Can you tell I found Prometheus profoundly disturbing? Yes, predictable, but I found such predictability to be utterly natural, given the circumstances. Of course Millburn the giggling biologist (Rafe Spall) is going to play kissy-face with the cobra-tentacle that rises from the muck! Of course Logan Marshall-Green’s archaeologist is going to hide his sickness, the deep genetic taint that Fassbender’s David introduced into his drink. When a wisp of your viscous eye-meat flails a tiny tentacle at your reflection, you see a fucking doctor, sir! A rational man gets help. But these are not rational men and women. These are people in the grip of Pan.

And how about that toast? “Here’s mud in your eye!” is completely resonant with the themes of the film: your vision will be changed, darkened, regressed. You will see and act as your evolutionary forebears did. You will scream and claw and lose your mind. Here’s mud in your eye, indeed.

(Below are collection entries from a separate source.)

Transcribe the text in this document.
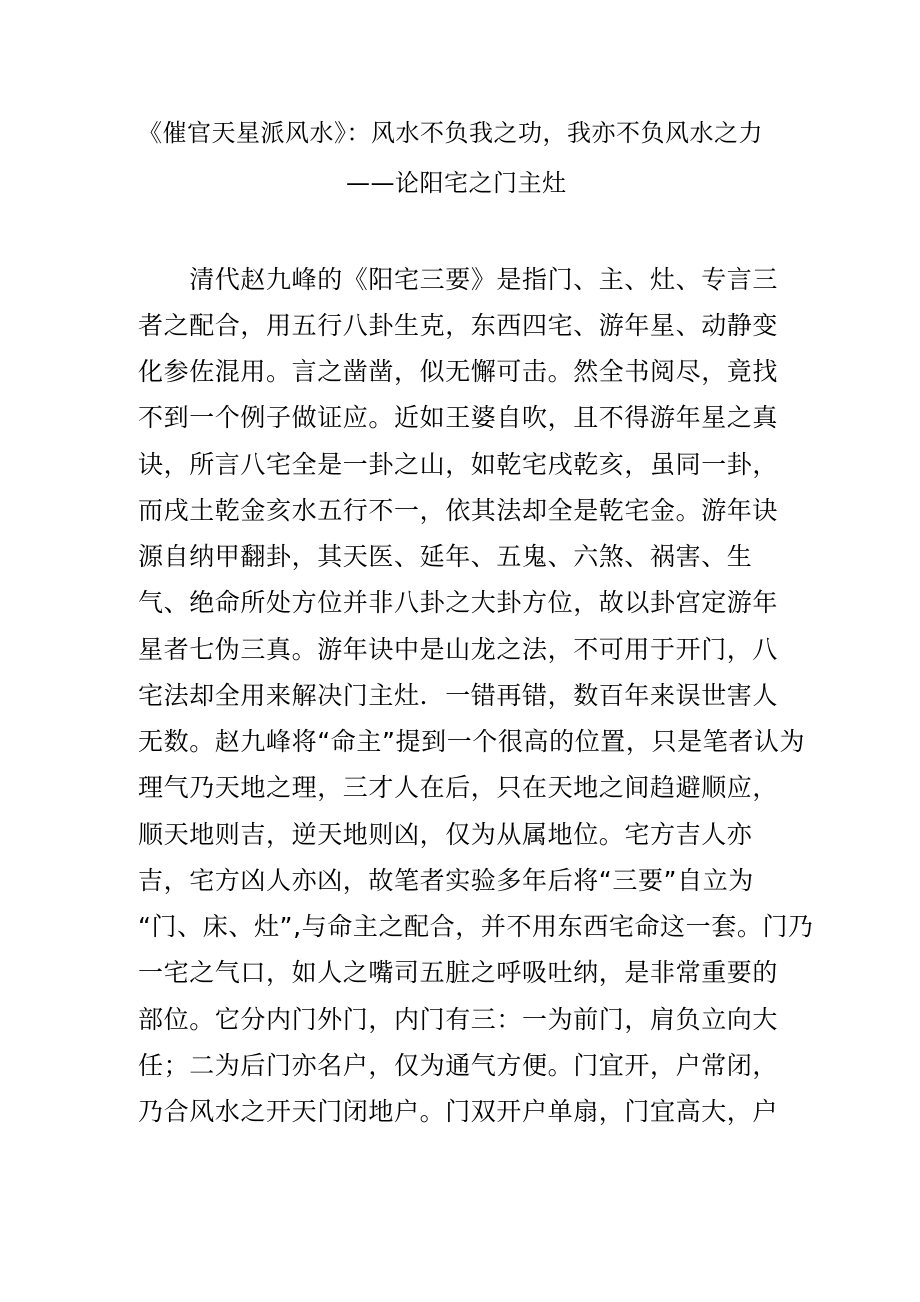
《催官天星派风水》：风水不负我之功，我亦不负风水之力
——论阳宅之门主灶
　　清代赵九峰的《阳宅三要》是指门、主、灶、专言三
者之配合，用五行八卦生克，东西四宅、游年星、动静变
化参佐混用。言之凿凿，似无懈可击。然全书阅尽，竟找
不到一个例子做证应。近如王婆自吹，且不得游年星之真
诀，所言八宅全是一卦之山，如乾宅戌乾亥，虽同一卦，
而戌土乾金亥水五行不一，依其法却全是乾宅金。游年诀
源自纳甲翻卦，其天医、延年、五鬼、六煞、祸害、生
气、绝命所处方位并非八卦之大卦方位，故以卦宫定游年
星者七伪三真。游年诀中是山龙之法，不可用于开门，八
宅法却全用来解决门主灶．一错再错，数百年来误世害人
无数。赵九峰将“命主”提到一个很高的位置，只是笔者认为
理气乃天地之理，三才人在后，只在天地之间趋避顺应，
顺天地则吉，逆天地则凶，仅为从属地位。宅方吉人亦
吉，宅方凶人亦凶，故笔者实验多年后将“三要”自立为
“门、床、灶”,与命主之配合，并不用东西宅命这一套。门乃
一宅之气口，如人之嘴司五脏之呼吸吐纳，是非常重要的
部位。它分内门外门，内门有三：一为前门，肩负立向大
任；二为后门亦名户，仅为通气方便。门宜开，户常闭，
乃合风水之开天门闭地户。门双开户单扇，门宜高大，户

A few years back, here in Canada, in the middle of the night on a Greyhound bus somewhere out in the middle of the black prairie, a passenger, no doubt out of his mind on PCP and god-knows-what, with no warning and completely out-of-the-blue, successfully beheaded another passenger with a Bowie knife. Years later, I was discussing this event with a co-worker, and she made the claim that, had she been on that bus, she “would have done something about it.” This is rational mind speaking, this is action-hero speaking; she had some martial arts training, which I think is suggestive. The truth is, Pan descended in all his chaotic glory on that bus, and every last person exited with extreme haste, locking the doors behind them. There were no heroes in the face of sudden, abject horror; there was only the completely predictable, utterly cliché, panicked response of organisms in peril.

Which is why Prometheus works for me. While a good portion of the audience, if the reviews are to be believed, sat safely behind their jaded psychic screens built from years of exposure to unreasonably competent sci-fi heroes, from the original Alien’s Ripley to the goddamn Master Chief, I dropped all pretension to being a rational critter, and descended into the black muck of my own incarnation. I allowed myself to feel the shit moving through my guts, the blood in my temples, the stick and clam of my sweat and saliva, the grinding of tooth on tooth, and when in a near-ecstasy of fear, of panic, my hands instinctively shot up to protect the back of my neck, I did nothing to stop them.

I’m sure I looked like an idiot to any scoffers in the seats behind me, but my neck needed protecting, see? It’s where I keep my important wires.

I think Prometheus will gain a following, as more and more viewers figure out what Ridley Scott has done here. It is a brilliant, and harrowing film.